Is it possible with the above modifications? Note that e.g., "at least the difference of the sizes of the two strings" doesn't hold because of the second modification.
The code
public final class Levenshtein {
private static final class CharDistance {
private static int distance(char c0, char c1) {
if (c0 == c1) return 0;
if ((c0|c1) < 0x80) return SCALE;
return c0<=c1 ? distanceInternal(c0, c1) : distanceInternal(c1, c0);
}
private static int distanceInternal(char c0, char c1) {
assert c0 <= c1;
final String key = c0 + " " + c1;
{
final Integer result = CACHE.get(key);
if (result != null) return result.intValue();
}
final int result = distanceUncached(c0, c1);
CACHE.put(key, Integer.valueOf(result));
return result;
}
private static int distanceUncached(char c0, char c1) {
final String norm0 = Normalizer.normalize("" + c0, Normalizer.Form.NFD).replaceAll("[^\\p{ASCII}]", "");
final String norm1 = Normalizer.normalize("" + c1, Normalizer.Form.NFD).replaceAll("[^\\p{ASCII}]", "");
if (norm0.equals(norm1)) return DIACRITICS;
assert c0 <= c1;
if (c0=='s' && c1=='ß') return DIACRITICS;
return SCALE;
}
private static final Map<String, Integer> CACHE = new ConcurrentHashMap<>();
}
/**
* Return the scaled distance between {@code s0} and {@code s1}, if it's below {@code limit}.
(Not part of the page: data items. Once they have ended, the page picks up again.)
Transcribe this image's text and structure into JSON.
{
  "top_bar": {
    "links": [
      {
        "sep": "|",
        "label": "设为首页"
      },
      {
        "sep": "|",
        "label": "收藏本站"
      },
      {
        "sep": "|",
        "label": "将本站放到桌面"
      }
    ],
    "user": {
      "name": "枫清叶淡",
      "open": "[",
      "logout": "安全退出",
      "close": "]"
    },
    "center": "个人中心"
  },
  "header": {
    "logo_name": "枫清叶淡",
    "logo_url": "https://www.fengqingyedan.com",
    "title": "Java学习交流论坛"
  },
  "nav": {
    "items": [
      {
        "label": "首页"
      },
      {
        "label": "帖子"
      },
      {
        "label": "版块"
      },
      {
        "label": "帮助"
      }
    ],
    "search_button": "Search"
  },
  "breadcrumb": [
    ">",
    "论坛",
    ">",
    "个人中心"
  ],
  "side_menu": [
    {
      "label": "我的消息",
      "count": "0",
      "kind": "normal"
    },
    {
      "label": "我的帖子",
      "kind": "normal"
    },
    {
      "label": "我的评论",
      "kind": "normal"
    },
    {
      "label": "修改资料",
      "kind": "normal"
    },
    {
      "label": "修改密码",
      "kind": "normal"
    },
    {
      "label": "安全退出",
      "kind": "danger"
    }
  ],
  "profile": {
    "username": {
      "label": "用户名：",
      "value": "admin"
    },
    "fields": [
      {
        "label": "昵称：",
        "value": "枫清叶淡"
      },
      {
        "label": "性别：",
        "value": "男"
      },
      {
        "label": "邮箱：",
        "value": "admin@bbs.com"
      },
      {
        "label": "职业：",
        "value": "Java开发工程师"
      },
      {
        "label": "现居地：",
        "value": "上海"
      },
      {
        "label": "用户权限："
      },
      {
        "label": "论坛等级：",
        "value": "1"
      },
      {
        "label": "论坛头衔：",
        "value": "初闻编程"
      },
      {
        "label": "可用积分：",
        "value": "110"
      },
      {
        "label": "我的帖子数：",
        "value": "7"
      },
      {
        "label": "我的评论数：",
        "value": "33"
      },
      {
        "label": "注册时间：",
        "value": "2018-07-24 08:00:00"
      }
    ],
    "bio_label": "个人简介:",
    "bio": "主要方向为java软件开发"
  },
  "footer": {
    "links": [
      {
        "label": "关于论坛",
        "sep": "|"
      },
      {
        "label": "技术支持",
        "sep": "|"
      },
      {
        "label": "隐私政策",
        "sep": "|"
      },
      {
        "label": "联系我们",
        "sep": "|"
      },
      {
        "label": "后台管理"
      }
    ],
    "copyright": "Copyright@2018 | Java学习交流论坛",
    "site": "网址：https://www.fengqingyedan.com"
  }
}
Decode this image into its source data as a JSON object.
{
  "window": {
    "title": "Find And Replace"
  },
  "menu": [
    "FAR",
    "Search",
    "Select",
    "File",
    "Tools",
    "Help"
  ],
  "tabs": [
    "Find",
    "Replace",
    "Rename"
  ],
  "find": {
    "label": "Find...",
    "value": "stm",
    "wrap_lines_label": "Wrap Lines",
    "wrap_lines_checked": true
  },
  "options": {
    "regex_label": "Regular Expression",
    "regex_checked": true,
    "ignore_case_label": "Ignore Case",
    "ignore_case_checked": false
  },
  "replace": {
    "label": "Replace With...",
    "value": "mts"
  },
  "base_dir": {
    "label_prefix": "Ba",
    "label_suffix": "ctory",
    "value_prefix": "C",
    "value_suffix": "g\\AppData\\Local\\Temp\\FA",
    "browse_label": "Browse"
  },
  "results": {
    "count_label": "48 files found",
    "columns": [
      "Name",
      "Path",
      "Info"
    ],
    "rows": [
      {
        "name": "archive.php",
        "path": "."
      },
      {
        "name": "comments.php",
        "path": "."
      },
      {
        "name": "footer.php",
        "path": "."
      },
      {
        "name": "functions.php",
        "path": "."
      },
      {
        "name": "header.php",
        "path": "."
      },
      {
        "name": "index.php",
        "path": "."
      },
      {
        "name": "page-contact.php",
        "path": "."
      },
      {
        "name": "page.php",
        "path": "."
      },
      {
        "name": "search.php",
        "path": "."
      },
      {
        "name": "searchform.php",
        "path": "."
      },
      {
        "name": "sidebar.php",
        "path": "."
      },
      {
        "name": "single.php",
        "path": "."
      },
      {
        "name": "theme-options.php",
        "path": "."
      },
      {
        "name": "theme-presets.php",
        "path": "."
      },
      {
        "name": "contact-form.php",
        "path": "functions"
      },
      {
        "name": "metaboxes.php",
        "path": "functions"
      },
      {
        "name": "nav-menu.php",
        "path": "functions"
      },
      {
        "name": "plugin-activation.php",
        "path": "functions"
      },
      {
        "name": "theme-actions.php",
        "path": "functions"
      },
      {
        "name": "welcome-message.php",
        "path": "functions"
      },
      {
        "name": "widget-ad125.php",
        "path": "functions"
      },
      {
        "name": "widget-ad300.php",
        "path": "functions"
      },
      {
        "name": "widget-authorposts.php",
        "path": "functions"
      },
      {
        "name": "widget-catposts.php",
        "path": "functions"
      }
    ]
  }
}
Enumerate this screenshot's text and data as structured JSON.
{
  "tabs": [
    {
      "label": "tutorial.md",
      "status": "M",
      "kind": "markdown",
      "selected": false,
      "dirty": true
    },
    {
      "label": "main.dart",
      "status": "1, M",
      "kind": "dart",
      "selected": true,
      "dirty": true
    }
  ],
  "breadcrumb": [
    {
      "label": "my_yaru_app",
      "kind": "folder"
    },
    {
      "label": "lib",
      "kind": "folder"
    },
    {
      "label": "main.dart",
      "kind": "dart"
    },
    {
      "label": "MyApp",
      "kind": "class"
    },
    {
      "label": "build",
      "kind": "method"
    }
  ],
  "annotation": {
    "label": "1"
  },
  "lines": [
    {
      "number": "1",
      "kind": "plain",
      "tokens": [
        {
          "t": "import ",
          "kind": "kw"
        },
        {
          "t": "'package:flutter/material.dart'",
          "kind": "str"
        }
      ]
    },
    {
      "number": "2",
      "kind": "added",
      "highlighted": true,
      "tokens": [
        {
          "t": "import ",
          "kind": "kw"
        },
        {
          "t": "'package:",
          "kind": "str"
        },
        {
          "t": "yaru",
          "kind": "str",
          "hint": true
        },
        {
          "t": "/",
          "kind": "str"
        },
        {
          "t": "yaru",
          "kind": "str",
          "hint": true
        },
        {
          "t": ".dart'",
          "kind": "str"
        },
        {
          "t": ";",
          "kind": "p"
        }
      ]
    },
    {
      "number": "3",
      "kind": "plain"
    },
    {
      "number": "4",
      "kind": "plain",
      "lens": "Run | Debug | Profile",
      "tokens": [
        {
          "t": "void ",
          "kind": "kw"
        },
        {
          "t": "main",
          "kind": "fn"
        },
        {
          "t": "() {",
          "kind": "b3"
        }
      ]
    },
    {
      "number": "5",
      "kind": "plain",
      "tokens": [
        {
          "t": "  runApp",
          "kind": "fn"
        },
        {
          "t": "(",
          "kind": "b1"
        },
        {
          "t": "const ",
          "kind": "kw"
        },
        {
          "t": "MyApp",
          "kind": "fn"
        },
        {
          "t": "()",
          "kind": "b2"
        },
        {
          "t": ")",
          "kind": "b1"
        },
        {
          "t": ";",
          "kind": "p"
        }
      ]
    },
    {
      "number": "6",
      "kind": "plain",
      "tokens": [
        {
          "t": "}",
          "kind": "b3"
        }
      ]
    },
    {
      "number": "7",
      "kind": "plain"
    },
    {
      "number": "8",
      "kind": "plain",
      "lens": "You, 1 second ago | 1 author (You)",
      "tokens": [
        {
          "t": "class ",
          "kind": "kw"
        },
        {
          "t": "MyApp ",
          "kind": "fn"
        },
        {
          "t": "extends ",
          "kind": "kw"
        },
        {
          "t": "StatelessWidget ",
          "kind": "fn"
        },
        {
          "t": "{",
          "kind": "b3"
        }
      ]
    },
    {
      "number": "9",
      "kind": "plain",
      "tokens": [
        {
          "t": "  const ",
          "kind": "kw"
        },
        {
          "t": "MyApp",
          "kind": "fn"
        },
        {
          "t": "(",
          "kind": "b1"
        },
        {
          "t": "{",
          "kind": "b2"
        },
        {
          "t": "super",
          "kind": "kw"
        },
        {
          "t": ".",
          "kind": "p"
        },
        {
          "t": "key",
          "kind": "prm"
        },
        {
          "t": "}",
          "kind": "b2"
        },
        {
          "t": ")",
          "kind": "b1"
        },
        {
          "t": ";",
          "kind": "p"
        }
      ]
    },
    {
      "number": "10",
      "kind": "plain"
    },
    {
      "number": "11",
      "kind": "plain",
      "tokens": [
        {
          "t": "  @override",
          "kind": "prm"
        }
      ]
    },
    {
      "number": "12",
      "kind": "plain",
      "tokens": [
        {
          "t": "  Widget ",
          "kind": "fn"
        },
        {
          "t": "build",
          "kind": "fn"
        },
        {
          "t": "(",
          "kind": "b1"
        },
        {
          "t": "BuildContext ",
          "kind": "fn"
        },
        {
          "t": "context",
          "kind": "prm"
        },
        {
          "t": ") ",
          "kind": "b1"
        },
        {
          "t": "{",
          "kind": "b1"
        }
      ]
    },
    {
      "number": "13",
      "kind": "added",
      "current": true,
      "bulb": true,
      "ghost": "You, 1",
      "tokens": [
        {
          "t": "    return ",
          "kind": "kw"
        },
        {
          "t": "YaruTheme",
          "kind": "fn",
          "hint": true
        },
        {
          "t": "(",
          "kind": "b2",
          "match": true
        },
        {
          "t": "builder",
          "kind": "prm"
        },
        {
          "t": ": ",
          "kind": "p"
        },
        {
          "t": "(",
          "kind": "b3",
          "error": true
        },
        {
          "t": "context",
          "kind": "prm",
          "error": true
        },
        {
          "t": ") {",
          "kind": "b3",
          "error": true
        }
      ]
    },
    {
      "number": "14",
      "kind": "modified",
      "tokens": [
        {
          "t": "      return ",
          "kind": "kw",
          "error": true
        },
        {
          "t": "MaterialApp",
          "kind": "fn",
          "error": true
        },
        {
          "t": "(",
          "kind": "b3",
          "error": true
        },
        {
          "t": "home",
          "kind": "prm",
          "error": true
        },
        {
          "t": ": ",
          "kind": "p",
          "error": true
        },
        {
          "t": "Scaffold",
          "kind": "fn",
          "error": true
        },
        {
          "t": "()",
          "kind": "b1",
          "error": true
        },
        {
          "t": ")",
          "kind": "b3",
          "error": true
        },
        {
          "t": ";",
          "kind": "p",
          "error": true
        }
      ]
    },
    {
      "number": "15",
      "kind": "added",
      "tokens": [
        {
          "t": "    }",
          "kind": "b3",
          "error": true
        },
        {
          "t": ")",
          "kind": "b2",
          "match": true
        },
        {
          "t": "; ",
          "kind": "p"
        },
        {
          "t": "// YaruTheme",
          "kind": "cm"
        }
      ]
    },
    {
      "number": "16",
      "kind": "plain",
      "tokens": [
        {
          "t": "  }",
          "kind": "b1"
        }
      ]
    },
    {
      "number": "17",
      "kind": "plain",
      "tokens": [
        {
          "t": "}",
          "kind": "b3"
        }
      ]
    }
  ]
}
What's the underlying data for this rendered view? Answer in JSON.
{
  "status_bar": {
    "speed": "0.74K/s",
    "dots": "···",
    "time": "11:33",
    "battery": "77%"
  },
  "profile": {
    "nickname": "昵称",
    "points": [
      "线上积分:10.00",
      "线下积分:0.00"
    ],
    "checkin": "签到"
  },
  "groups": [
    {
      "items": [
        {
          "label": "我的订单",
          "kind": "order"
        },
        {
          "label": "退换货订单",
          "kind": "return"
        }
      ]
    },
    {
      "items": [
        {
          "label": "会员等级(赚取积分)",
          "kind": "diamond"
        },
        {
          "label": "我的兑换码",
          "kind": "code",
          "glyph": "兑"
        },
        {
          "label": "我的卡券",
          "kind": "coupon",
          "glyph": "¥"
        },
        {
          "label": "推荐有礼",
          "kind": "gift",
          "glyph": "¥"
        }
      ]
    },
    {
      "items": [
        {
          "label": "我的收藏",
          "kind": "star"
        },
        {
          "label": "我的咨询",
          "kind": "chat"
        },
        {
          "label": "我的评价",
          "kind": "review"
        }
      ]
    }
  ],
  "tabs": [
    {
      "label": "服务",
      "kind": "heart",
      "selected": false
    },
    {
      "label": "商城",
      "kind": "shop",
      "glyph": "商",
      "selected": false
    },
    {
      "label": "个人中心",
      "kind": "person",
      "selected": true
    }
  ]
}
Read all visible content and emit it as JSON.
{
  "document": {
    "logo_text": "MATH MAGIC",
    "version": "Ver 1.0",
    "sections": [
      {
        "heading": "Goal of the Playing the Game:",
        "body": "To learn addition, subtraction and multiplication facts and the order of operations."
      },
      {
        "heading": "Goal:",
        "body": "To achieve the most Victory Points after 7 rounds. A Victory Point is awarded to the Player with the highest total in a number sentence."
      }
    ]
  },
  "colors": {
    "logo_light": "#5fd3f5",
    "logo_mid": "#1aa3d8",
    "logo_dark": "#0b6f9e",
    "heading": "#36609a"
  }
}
* Otherwise, return some lower bound ({@code >= limit}.
*/
int distance(String s0, String s1, int limit) {
final int len0 = s0.length();
final int len1 = s1.length();
int result = SCALE * (len0 + len1);
final int[] array = new int[len0 * len1];
for (int i0=0; i0<len0; ++i0) {
final char c0 = s0.charAt(i0);
for (int i1=0; i1<len1; ++i1) {
final char c1 = s1.charAt(i1);
final int d = CharDistance.distance(c0, c1);
// Append c0 and c1 respectively.
result = get(len0, array, i0-1, i1-1) + d;
// Append c0.
result = Math.min(result, get(len0, array, i0-1, i1) + SCALE);
// Append c1.
result = Math.min(result, get(len0, array, i0, i1-1) + SCALE);
// Handle the "ß" <-> "ss" substitution.
if (c0=='ß' && c1=='s' && i1>0 && s1.charAt(i1-1)=='s') result = Math.min(result, get(len0, array, i0-1, i1-2) + DIACRITICS);
if (c1=='ß' && c0=='s' && i0>0 && s0.charAt(i0-1)=='s') result = Math.min(result, get(len0, array, i0-2, i1-1) + DIACRITICS);
// Handle a transposition.
if (i0>0 && i1>0 && s0.charAt(i0-1)==c1 && s1.charAt(i1-1)==c0) result = Math.min(result, get(len0, array, i0-2, i1-2) + SCALE);
set(len0, array, i0, i1, result);
}
// Early exit.
{
final int j = i0 - len0 + len1;
final int lowerBound = get(len0, array, i0, j);
if (lowerBound >= limit) return lowerBound;
}
}
return result;
}
// Simulate reading from a 2D array at indexes i0 and i1;
private int get(int stride, int[] array, int i0, int i1) {
if (i0<0 || i1<0) return SCALE * (i0+i1+2);
return array[i1*stride + i0];
}
// Simulate writing to a 2D array at indexes i0 and i1;
private void set(int stride, int[] array, int i0, int i1, int value) {
array[i1*stride + i0] = value;
}
private static final int SCALE = 10;
private static final int DIACRITICS = 2;
}
Example words
rotwein
rotweincuv
rotweincuvee
rotweincuveé
rotweincuvée
rotweincuvúe
rotweindekanter
rotweinessig
rotweinfass
rotweinglas
rotweinkelch
rotweißkomposition
rotwild
roug
rouge
rougeaoc
rougeaop
rougeots
rougers
rouges
rougeáaop
rough
roughstock
rouladen
roulette
roumier
roumieu
round
rounded
roundhouse
rounds
rouret
rouss
roussanne
rousseau
roussi
roussillion
roussillon
route
rouvinez
rove
roveglia
rovere
roveri
rovertondo
rovo
rowan
rowein
roxburgh
roxx
roy
roya
royal
royalbl
royalblau
royaldanishnavy
royale
royales
royaline
royals
royer
royere
roze
rozenberg
rozes
rozier
rozès
rozés
roßberg
roßdorfer
roßerer
rpa
rr
rrvb
rry
rs
rsaftschorle
rsbaron
rscastillo
rsgut
rsl
rstenapfel
rstenberg
rstenbrõu
rt
rtd
rtebecker
rtebeker
ru
ruadh
ruanda
rub
rubaiyat
ruban
rubata
rubblez
rubenkov
rubeno
rubentino
ruber
I would suggest putting all of the words into a trie, and then recursively searching the trie against itself.
Generating the trie should be fast, and now matching of common prefixes against each other is only calculated once no matter how many words share them.
You do have to keep track of a lot of state as you wander the trie, because your state is, "All of the intermediate stuff we could be in the middle of calculating."